Department of Bioengineering, University of Texas at Dallas, Richardson, Texas, USA.
Department of Bioengineering, University of Texas at Dallas, Richardson, Texas, USA.
Ultrasound Med Biol. 2023 Apr;49(4):951-960. doi: 10.1016/j.ultrasmedbio.2022.11.017. Epub 2023 Jan 19.
Ultrasound (US) has afforded an approach to tissue characterization for more than a decade. The challenge is to reveal hidden patterns in the US data that describe tissue function and pathology that cannot be seen in conventional US images. Our group has developed a high-resolution analysis technique for tissue characterization termed H-scan US, an imaging method used to interpret the relative size of acoustic scatterers. In the present study, the objective was to compare local H-scan US image intensity with registered histologic measurements made directly at the cellular level. Human breast cancer cells (MDA-MB 231, American Type Culture Collection, Manassas, VA, USA) were orthotopically implanted into female mice (N = 5). Tumors were allowed to grow for approximately 4 wk before the study started. In vivo imaging of tumor tissue was performed using a US system (Vantage 256, Verasonics Inc., Kirkland, WA, USA) equipped with a broadband capacitive micromachined ultrasonic linear array transducer (Kolo Medical, San Jose, CA, USA). A 15-MHz center frequency was used for plane wave imaging with five angles for spatial compounding. H-scan US image reconstruction involved use of parallel convolution filters to measure the relative strength of backscattered US signals. Color codes were applied to filter outputs to form the final H-scan US image display. For histologic processing, US imaging cross-sections were carefully marked on the tumor surface, and tumors were excised and sliced along the same plane. By use of optical microscopy, whole tumor tissue sections were scanned and digitized after nuclear staining. US images were interpolated to have the same number of pixels as the histology images and then spatially aligned.

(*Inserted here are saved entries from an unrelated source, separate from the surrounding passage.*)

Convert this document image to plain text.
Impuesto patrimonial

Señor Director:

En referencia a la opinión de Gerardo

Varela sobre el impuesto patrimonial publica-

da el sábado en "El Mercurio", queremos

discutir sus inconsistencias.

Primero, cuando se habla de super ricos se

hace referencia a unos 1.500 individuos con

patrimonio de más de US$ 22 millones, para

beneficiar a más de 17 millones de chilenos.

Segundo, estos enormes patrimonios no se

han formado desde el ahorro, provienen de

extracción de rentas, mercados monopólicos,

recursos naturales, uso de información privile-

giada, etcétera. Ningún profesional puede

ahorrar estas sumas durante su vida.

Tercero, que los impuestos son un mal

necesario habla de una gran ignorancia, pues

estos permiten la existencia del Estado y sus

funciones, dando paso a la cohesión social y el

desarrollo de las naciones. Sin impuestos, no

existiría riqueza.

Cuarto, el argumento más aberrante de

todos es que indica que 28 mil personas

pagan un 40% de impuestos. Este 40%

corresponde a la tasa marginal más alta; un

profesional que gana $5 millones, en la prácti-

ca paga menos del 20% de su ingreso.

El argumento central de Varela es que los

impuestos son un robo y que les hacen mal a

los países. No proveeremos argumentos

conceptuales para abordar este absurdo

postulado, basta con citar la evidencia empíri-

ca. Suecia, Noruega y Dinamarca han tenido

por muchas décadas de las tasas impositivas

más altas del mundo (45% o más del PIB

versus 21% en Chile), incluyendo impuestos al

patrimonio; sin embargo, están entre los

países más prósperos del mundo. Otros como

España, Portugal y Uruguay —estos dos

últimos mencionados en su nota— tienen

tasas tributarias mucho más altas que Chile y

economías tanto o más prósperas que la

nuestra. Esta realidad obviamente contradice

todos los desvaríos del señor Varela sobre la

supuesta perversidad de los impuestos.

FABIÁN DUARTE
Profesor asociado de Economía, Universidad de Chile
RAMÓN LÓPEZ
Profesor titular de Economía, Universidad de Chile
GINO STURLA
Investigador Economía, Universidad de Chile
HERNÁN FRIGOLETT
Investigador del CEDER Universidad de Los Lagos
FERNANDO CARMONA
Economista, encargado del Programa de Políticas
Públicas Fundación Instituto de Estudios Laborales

Each nucleus from the histologic sections was automatically segmented using custom MATLAB software (The MathWorks Inc., Natick, MA, USA). Nuclear size and spacing from the histology images were then compared with local H-scan US image features. Overall, local H-scan US image intensity exhibited a significant correlation with both cancer cell nuclear size (R > 0.27, p < 0.001) and the inverse relationship with nuclear spacing (R > 0.17, p < 0.001).

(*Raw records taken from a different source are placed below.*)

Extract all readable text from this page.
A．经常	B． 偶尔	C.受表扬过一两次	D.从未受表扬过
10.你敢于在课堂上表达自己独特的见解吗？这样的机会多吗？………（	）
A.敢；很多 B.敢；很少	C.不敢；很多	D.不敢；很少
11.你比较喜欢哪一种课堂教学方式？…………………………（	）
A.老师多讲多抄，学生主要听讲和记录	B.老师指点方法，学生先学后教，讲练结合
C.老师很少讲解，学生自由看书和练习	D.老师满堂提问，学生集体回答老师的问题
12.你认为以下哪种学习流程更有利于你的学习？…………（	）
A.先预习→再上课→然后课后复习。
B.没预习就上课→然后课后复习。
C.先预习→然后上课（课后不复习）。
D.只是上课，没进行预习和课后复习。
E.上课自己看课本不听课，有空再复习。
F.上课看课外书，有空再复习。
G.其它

超声(US)已经提供了一种十多年来用于组织特征描述的方法。挑战在于揭示隐藏在 US 数据中的模式,这些模式描述了无法在常规 US 图像中看到的组织功能和病理学。我们小组开发了一种用于组织特征描述的高分辨率分析技术,称为 H-scan US,这是一种用于解释声散射体相对大小的成像方法。在本研究中,目的是比较局部 H-scan US 图像强度与直接在细胞水平进行的注册组织学测量。将人乳腺癌细胞(MDA-MB 231,美国模式培养物集存库,弗吉尼亚州马纳萨斯,美国)原位植入雌性小鼠(N=5)。在开始研究之前,大约让肿瘤生长 4 周。使用配备宽带电容式微机械超声线性阵列换能器(Kolo Medical,加利福尼亚州圣何塞,美国)的超声系统(Vantage 256,Verasonics Inc.,华盛顿州柯克兰,美国)对肿瘤组织进行体内成像。使用 15MHz 中心频率进行平面波成像,空间复合有五个角度。H-scan US 图像重建涉及使用平行卷积滤波器来测量反向散射 US 信号的相对强度。颜色代码应用于滤波器输出,以形成最终的 H-scan US 图像显示。对于组织学处理,小心地在肿瘤表面标记 US 成像横截面,然后沿着相同的平面切除和切片肿瘤。使用光学显微镜,在核染色后扫描并数字化整个肿瘤组织切片。对 US 图像进行插值,使其具有与组织学图像相同的像素数,然后进行空间对准。使用定制的 MATLAB 软件(马萨诸塞州纳蒂克的 MathWorks Inc.,美国)自动分割组织学切片中的每个细胞核。然后将组织学图像中的核大小和间隔与局部 H-scan US 图像特征进行比较。总体而言,局部 H-scan US 图像强度与癌细胞核大小(R > 0.27,p < 0.001)呈显著相关,与核间距呈负相关(R > 0.17,p < 0.001)。